Matthew was damp from the pavement and there were smears of mud on his elbows and knees. His left foot was wet where he had stepped in the gutter, but other than the wrench to his shoulder and a few bruises, he was unhurt.
“Yes, sir, thank you. I didn’t see him coming at all.” He felt extremely foolish.
“You wouldn’t, sir,” the other man said crisply. “Come round the corner driving like a Jehu! Straight for the pavement. If it weren’t ridiculous, I’d say he was aiming straight for you. I’d thank your stars, sir, and go home and have a hot bath, if there is such a thing available to you, and a large whisky.”
“Thank you,” Matthew said sincerely. “I think that’s exactly what I will do.”
But when he was back in his flat, sitting in the armchair with a single lamp shedding a soft light over the familiar room, and a glass of whisky in his hand, he was still cold, and his mind was racing. Was it possible that the incident in the street was not an accident?
Surely not? It was just somebody drunk, or even distracted perhaps with bad news. There was certainly enough of it about.

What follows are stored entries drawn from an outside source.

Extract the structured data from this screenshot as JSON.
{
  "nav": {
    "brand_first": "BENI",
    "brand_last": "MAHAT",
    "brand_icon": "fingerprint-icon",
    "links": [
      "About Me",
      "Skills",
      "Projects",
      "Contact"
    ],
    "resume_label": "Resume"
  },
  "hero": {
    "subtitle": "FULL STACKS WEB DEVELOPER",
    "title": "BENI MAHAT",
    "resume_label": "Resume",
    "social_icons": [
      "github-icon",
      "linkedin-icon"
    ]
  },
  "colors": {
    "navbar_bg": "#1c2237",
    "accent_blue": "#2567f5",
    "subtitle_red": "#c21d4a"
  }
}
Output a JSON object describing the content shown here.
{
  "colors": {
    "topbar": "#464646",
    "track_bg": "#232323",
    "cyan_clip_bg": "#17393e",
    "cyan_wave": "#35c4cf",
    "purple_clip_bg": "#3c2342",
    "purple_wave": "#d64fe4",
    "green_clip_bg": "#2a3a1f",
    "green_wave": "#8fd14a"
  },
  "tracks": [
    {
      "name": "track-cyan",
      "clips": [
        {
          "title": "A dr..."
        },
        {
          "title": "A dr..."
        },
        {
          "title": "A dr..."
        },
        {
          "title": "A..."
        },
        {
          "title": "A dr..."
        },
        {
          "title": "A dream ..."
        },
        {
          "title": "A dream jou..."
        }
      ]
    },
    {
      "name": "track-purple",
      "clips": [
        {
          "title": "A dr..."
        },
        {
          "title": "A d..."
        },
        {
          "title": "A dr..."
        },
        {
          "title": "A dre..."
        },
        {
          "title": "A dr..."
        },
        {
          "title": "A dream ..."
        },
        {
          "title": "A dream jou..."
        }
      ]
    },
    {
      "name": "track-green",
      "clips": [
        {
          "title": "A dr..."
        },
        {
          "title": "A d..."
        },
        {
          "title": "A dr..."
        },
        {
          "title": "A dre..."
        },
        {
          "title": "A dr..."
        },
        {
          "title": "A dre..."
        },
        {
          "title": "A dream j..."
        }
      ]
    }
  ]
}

Matthew was angry because he had been frightened, for a moment, and made to look vulnerable and ridiculous.
He telephoned Aidan Thyer and made an appointment to see him the next day. There was no point in wasting time going all the way to Cambridge, and then finding that Thyer was too busy to see anyone, or even not there at all. But telephoning did mean he was warned. If he was the Peacemaker, then he might already know what Matthew was doing, and the reason he was coming.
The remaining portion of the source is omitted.